Dee reappears with paperwork for Harper to sign and a large Ziploc bag containing Billy’s clothes and belongings, including the gold 1954 Omega watch he inherited from his own father, which was the possession he had treasured the most. Billy Frost had come to Martha’s Vineyard in 1995, left flat broke by his divorce from Eleanor, and he had floundered, Harper knew, just as she had that same year as a freshman at Tulane. Billy had scavenged work as an electrical contractor, picking up scraps and leftovers from people like Buttons Jones. He had befriended the guys who cut down trees and moved houses and insulated crawl spaces; he befriended the fishermen and first mates, the transients and junkies who hung out at the Wharf pub and who, when they were flush, bothered Carmen, the bartender at Coop DeVille.

But Billy always wore his watch, the gold Omega, and this had set him apart.

What will Harper do with the watch? She has no one to pass it on to.

Tabitha has Ainsley, but what does a sixteen-year-old girl want with a gold 1954 Omega? Harper thinks of Ainsley’s father, Wyatt. Billy had been fond of Wyatt, but can Harper ever suggest that Wyatt take the watch? No.

Tabitha is a toothache that can’t be ignored for another second. Six weeks earlier, when Billy got really bad, Harper copied Tabitha’s cell number out of Billy’s contacts and, with the help of half a dozen Amity Island ales and three shots of J?germeister, left Tabitha a voice mail informing her that if she wanted to see Billy one last time before he died, she had better do it soon. Tabitha had never responded—no surprise there. Harper wishes she had called Tabitha while sober, because she fears she slurred her words in the message, making it that much easier to disregard and delete.

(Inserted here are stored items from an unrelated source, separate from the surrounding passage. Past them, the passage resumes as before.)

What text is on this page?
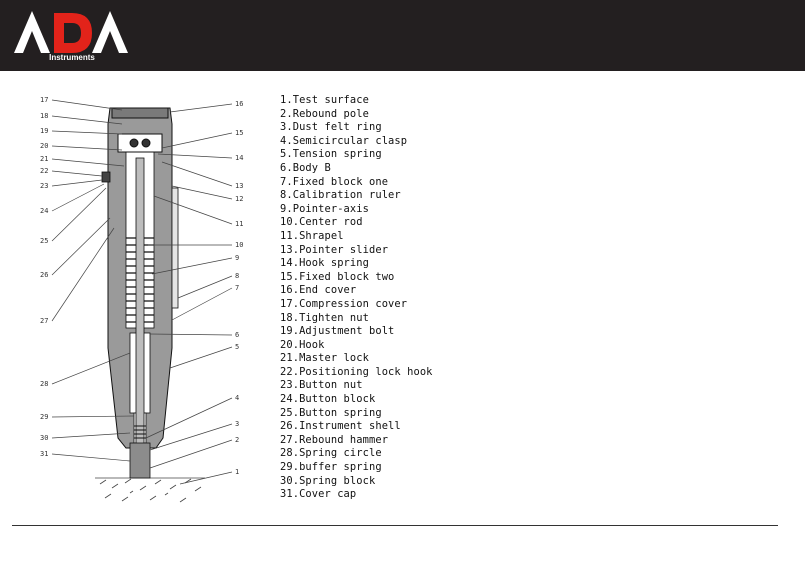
Instruments
17
18
19
20
21
22
23
24
25
26
27
28
29
30
31
16
15
14
13
12
11
10
9
8
7
6
5
4
3
2
1
1.Test surface
2.Rebound pole
3.Dust felt ring
4.Semicircular clasp
5.Tension spring
6.Body B
7.Fixed block one
8.Calibration ruler
9.Pointer-axis
10.Center rod
11.Shrapel
13.Pointer slider
14.Hook spring
15.Fixed block two
16.End cover
17.Compression cover
18.Tighten nut
19.Adjustment bolt
20.Hook
21.Master lock
22.Positioning lock hook
23.Button nut
24.Button block
25.Button spring
26.Instrument shell
27.Rebound hammer
28.Spring circle
29.buffer spring
30.Spring block
31.Cover cap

Billy’s death warrants another phone call, but Harper is too angry to conduct one civilly. Did Tabitha deign to listen to the message? Did she come visit? Has she set foot on the Vineyard even once since the death of her son, Julian, fourteen years ago? She has not. Nantucket is 11.2 miles away, so it certainly hasn’t been an issue of proximity.

Harper sends Tabitha the same text. Billy is gone. And then, once safely inside her Bronco, Harper breaks down and calls Dr. Zimmer.

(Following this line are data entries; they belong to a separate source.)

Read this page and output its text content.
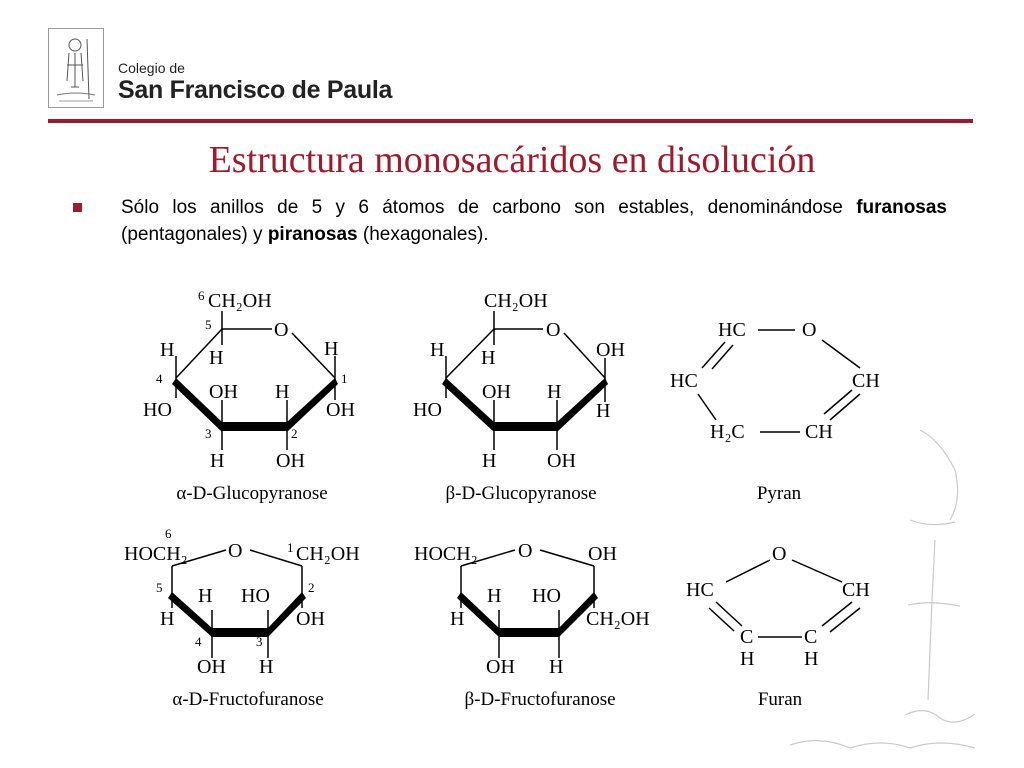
Colegio de
San Francisco de Paula
Estructura monosacáridos en disolución
Sólo los anillos de 5 y 6 átomos de carbono son estables, denominándose furanosas (pentagonales) y piranosas (hexagonales).
6 CH₂OH
5	O
H
H
4
HO
OH
3
H
H
2
OH
H
1
OH
α-D-Glucopyranose
CH₂OH
O
H
H
HO
OH
H
H
OH
OH
H
β-D-Glucopyranose
HC	O
HC	CH
H₂C	CH
Pyran
6
HOCH₂ O	1 CH₂OH
5	2
H	OH
H HO
4	3
OH H
α-D-Fructofuranose
HOCH₂ O	OH
H	CH₂OH
H HO
OH H
β-D-Fructofuranose
O
HC	CH
C	C
H H
Furan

The phone rings six times, then he answers, voice hushed. Harper imagines he has stepped away from the bonfire and is standing in the shadows.

He says, “I’m sorry, Harper. I thought there was more time. Weeks.”

What kind of doctor is he? She wants to believe him incompetent or hate him, but she can’t. Reed gives everything he has to his patients. He stays late to do rounds; he never rushes; he is thoughtful, consistent, kind, clear. Not once in ten months did Harper ever feel like he wanted or needed to be someplace else; Billy might have been his only patient. Dr. Zimmer would, on occasion, show up with a surprise or treat for Billy—the Sports Illustrated swimsuit issue; an arrowhead he’d discovered on a hike; a box of Stoner Food from Enchanted Chocolates, which he knew Billy loved (and technically wasn’t allowed to have). Reed Zimmer was like a doctor from TV, but better because he was real. He was both handsome and human. Sometimes he had bags under his eyes from staying up all night; sometimes he had scruff on his face or mussed hair. Sometimes he showed up wearing jeans and a gray T-shirt under his white coat. How could Harper have done anything but fall in love with him?